A Dataset and Benchmark for Shape Completion of Fruits for Agricultural Robotics

TL;DR

This work introduces the first public dataset for 3D shape completion of fruits in agriculture, pairing RGB-D observations with high-precision LiDAR ground truth to recover complete fruit meshes under occlusion. The dataset covers lab and greenhouse settings, includes per-fruit segmentation masks and a principled registration pipeline to canonical fruit poses, and supports a hidden-test benchmark via CodaLab. It provides a PyTorch data loader and evaluation toolkit, plus baseline methods (CoRe, HoMa, T-CoRe) to establish a competitive benchmark. By enabling evaluation under a domain gap between lab and greenhouse data, the work aims to foster robust 3D perception and manipulation for autonomous fruit harvesting and phenotyping in real-world farms.

Abstract

As the world population is expected to reach 10 billion by 2050, our agricultural production system needs to double its productivity despite a decline of human workforce in the agricultural sector. Autonomous robotic systems are one promising pathway to increase productivity by taking over labor-intensive manual tasks like fruit picking. To be effective, such systems need to monitor and interact with plants and fruits precisely, which is challenging due to the cluttered nature of agricultural environments causing, for example, strong occlusions. Thus, being able to estimate the complete 3D shapes of objects in presence of occlusions is crucial for automating operations such as fruit harvesting. In this paper, we propose the first publicly available 3D shape completion dataset for agricultural vision systems. We provide an RGB-D dataset for estimating the 3D shape of fruits. Specifically, our dataset contains RGB-D frames of single sweet peppers in lab conditions but also in a commercial greenhouse. For each fruit, we additionally collected high-precision point clouds that we use as ground truth. For acquiring the ground truth shape, we developed a measuring process that allows us to record data of real sweet pepper plants, both in the lab and in the greenhouse with high precision, and determine the shape of the sensed fruits.

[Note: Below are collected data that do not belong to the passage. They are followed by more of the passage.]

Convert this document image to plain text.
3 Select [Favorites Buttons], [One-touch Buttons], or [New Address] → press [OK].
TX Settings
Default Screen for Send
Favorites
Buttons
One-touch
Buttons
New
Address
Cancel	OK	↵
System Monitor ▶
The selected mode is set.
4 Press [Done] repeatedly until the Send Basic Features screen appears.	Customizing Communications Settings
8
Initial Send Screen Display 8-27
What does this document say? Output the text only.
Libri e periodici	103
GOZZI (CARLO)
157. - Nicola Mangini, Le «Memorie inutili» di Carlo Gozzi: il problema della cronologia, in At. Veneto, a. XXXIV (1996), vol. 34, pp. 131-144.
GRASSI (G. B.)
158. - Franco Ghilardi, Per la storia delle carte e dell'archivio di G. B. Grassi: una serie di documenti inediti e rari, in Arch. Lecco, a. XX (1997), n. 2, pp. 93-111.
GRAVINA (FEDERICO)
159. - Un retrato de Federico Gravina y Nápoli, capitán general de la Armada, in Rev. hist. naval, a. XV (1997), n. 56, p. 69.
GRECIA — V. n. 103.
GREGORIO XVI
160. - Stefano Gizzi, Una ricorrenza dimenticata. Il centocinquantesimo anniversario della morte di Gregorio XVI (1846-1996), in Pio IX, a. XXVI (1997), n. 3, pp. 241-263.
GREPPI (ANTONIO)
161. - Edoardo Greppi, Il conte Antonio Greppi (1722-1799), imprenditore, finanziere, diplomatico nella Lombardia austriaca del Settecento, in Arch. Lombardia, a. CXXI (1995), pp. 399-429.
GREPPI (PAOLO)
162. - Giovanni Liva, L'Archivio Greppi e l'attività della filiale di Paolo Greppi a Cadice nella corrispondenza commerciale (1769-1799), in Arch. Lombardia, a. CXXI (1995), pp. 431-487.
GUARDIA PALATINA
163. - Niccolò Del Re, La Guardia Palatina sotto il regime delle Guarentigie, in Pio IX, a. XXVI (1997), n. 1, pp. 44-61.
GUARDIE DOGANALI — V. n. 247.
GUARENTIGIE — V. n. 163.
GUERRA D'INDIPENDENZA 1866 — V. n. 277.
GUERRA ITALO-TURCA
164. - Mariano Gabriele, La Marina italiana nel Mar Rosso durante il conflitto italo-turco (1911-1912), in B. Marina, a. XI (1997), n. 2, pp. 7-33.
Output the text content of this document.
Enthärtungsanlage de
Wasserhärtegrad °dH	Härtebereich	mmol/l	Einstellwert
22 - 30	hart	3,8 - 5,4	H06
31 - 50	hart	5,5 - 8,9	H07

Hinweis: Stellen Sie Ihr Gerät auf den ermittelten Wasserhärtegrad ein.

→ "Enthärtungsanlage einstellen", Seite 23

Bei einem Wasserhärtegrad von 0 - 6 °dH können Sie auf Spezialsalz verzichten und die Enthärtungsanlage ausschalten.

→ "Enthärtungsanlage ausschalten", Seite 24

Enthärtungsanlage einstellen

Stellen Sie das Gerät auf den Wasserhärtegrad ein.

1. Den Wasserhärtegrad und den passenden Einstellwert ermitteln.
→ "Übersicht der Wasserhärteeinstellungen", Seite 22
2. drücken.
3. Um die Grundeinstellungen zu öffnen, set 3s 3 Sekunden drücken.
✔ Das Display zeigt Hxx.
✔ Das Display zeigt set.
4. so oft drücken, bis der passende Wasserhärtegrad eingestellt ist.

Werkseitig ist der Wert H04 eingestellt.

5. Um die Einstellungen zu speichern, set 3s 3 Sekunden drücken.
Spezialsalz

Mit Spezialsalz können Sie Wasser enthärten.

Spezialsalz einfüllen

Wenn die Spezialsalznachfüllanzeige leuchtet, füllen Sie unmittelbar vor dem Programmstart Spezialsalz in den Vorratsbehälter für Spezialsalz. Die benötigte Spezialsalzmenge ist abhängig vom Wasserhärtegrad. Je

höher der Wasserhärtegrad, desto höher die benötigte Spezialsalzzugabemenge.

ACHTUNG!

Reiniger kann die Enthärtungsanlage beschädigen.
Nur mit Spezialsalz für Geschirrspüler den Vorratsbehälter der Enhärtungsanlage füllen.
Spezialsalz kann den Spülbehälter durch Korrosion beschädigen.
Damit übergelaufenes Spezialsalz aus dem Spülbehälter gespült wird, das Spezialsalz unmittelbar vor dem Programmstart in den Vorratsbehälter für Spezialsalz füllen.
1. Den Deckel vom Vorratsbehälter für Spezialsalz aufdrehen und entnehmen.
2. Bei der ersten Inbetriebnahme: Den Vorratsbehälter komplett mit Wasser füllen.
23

We release our dataset, consisting of almost 7,000 RGB-D frames belonging to more than 100 different fruits. We provide segmented RGB-D frames, with camera intrinsics to easily obtain colored point clouds, together with the corresponding high-precision, occlusion-free point clouds obtained with a high-precision laser scanner. We additionally enable evaluation of shape completion approaches on a hidden test set through a public challenge on a benchmark server.

Figures (5)

• Figure 1: With our dataset, we tackle the problem of estimating the shape of fruits as a mesh (shown in grey) given a partial observation of an RGB-D sensor providing a colored point cloud. The estimated shape of the fruit is essential to allow safe grasping in situation with severe occlusions, like a greenhouse environment.
• Figure 2: Registration procedure for the lab scenario. Given the TSDF-aligned RGB-D frames with the corresponding point cloud (on the left side) and the dense point cloud of the LiDAR (on the right side), we can estimate planes in each point cloud (shown in the middle). With an initial pose estimated via the extracted planes, we can register both point clouds using ICP automatically resulting in the final registration.
• Figure 3: Measuring procedure to align greenhouse RGB-D frames with the corresponding ground truth point cloud generated by the LiDAR. Given two recordings with and without markers, we first align the photogrammetric point clouds via a transformation $\hbox{\boldmath$T$}$, which allows us to associate the sweet peppers without and with markers. Based on the markers and manually identified pins, we are able to determine the transformation of the scanned fruit in the RGB-D frame yielding the final registration.
• Figure 4: We show few example of input point clouds (left) and ground truth point clouds (right). The shape completion tasks involve estimating a complete 3D mesh from a partial and noisy point cloud.
• Figure 5: Qualitative example of our registation results in the lab (top) and greenhouse (bottom). Where we show the ground truth point cloud, in red, aligned with the corresponding RGB-D frames.